Warwick climbs the rankings… again

According to the new FT MBA survey, Warwick’s MBA programme is now in the world’s top 30. Edging past longtime rival Cranfield and leaving famous names like Carnegie Mellon, Imperial College, and Thunderbird in the dust. A great result, especially considering Warwick’s egalitarian admissions policy, which looks for ‘interesting’ people (often older and with esoteric backgrounds) rather than thrusting one-dimensional young banker types (Hi, Oxford Said!)

Warwick treats the FT list as key, although I prefer the Economist’s, which uses slightly more esoteric criteria but ‘feels right’ somehow. Nobody outside North America bothers with the Business Week rankings; whatever anyone says, they’re COMPLETELY American biased, with even the ‘international schools’ list concentrating on… Canada.

But the FT ranking is great news, and you know what? It’s only going to get better.

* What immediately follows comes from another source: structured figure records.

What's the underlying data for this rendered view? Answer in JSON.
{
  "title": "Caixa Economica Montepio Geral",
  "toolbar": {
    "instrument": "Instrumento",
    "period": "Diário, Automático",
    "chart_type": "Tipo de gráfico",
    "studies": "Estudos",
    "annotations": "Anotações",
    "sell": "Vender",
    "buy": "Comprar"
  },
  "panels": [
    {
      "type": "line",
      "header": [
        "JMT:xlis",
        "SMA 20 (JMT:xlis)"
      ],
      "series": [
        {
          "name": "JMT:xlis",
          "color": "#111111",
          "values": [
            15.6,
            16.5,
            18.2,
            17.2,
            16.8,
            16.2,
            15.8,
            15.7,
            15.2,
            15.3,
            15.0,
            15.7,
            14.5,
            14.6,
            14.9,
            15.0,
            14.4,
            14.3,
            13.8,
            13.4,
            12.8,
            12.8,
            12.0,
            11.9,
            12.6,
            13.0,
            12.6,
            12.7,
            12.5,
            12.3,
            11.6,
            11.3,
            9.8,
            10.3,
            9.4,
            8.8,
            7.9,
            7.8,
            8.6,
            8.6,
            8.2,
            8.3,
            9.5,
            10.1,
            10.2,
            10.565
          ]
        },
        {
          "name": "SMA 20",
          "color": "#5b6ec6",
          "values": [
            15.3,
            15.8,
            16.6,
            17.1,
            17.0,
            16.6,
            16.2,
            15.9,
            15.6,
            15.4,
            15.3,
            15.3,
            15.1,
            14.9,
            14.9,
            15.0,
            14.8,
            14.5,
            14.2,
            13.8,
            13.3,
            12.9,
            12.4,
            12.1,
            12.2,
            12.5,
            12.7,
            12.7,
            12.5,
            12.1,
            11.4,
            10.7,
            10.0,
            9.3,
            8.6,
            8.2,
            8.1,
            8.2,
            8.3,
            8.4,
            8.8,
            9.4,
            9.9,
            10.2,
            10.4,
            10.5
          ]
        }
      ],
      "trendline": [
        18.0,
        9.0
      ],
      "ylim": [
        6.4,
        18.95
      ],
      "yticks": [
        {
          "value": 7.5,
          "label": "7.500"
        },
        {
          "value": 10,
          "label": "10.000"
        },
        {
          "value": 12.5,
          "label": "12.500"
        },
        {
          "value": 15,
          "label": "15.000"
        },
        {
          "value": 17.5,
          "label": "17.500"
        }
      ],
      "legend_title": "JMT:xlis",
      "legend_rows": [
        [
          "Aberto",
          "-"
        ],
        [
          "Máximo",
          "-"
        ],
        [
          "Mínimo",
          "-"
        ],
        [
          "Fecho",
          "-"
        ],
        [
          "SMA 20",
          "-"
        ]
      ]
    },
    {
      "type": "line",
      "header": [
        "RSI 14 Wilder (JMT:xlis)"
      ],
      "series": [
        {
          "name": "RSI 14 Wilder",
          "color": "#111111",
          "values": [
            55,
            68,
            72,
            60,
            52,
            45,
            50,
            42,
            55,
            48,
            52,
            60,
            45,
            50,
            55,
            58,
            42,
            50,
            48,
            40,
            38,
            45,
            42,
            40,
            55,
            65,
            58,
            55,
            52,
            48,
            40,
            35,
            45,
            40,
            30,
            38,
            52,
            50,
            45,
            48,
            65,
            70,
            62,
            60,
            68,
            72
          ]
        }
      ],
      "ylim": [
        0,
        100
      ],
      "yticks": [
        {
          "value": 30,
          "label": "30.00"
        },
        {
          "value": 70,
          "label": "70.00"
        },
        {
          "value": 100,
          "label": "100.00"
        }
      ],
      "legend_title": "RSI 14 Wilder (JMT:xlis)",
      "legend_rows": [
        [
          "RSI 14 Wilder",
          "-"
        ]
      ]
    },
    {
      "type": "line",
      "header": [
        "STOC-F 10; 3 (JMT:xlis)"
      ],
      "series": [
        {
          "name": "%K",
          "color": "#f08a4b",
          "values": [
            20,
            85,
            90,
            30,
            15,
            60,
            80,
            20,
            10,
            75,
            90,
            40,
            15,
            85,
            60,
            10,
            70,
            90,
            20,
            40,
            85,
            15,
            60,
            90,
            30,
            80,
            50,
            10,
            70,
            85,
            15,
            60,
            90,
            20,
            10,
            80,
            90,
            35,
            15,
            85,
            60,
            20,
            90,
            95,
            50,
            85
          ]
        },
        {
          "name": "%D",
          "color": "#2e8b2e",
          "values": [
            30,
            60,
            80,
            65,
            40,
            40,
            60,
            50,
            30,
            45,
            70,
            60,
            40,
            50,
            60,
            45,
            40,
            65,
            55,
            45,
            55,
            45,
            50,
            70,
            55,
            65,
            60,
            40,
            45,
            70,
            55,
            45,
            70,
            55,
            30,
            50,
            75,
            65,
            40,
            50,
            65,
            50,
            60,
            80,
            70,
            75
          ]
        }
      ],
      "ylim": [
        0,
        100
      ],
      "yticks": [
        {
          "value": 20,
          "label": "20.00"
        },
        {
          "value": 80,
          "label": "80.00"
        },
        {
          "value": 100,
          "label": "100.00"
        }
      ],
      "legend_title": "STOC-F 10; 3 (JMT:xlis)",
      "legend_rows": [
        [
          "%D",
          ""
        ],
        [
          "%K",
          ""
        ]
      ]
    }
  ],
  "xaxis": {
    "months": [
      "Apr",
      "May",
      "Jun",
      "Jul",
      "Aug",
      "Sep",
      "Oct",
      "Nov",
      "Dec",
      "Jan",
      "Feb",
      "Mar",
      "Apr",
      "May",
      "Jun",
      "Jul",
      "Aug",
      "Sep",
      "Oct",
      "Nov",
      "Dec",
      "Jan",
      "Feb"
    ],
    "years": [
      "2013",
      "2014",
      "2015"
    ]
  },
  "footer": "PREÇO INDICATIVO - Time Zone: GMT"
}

Today I’m submitting an assignment for the strangest of the compulsory modules, Practice of Management: a new course in ‘soft skills’ designed to answer the complaint that MBA graduates are too quantitative and not people-focussed enough. Like all newly-introduced courses, POM is rather obviously not bedded-in yet, and grumbling among the cohort is continuous.

The lectures – delivered by outside consultants including the great Nicholas Bate – are often individually very good; the problems here are with coherence. There’s no strong sense of each session being part of a larger whole. There’s a bigger issue with the project part; if you’ve got some years of business experience already, the briefs are insultingly simplistic yet labour-intensive, reducing the value-add: it’s just busywork. The ‘real world experience’ is all very well, but most of us came here to escape the real world for a while and learn something with academic rigour without the goo and dribble of the real world intruding. But all this misses the point.

The point is that POM is a work in progress. Every year it’ll get tweaked and tuned, and in a decade it could be a world-beater, capable of putting Warwick into the top 10 all on its own. I hope WBS takes every opportunity to make that happen.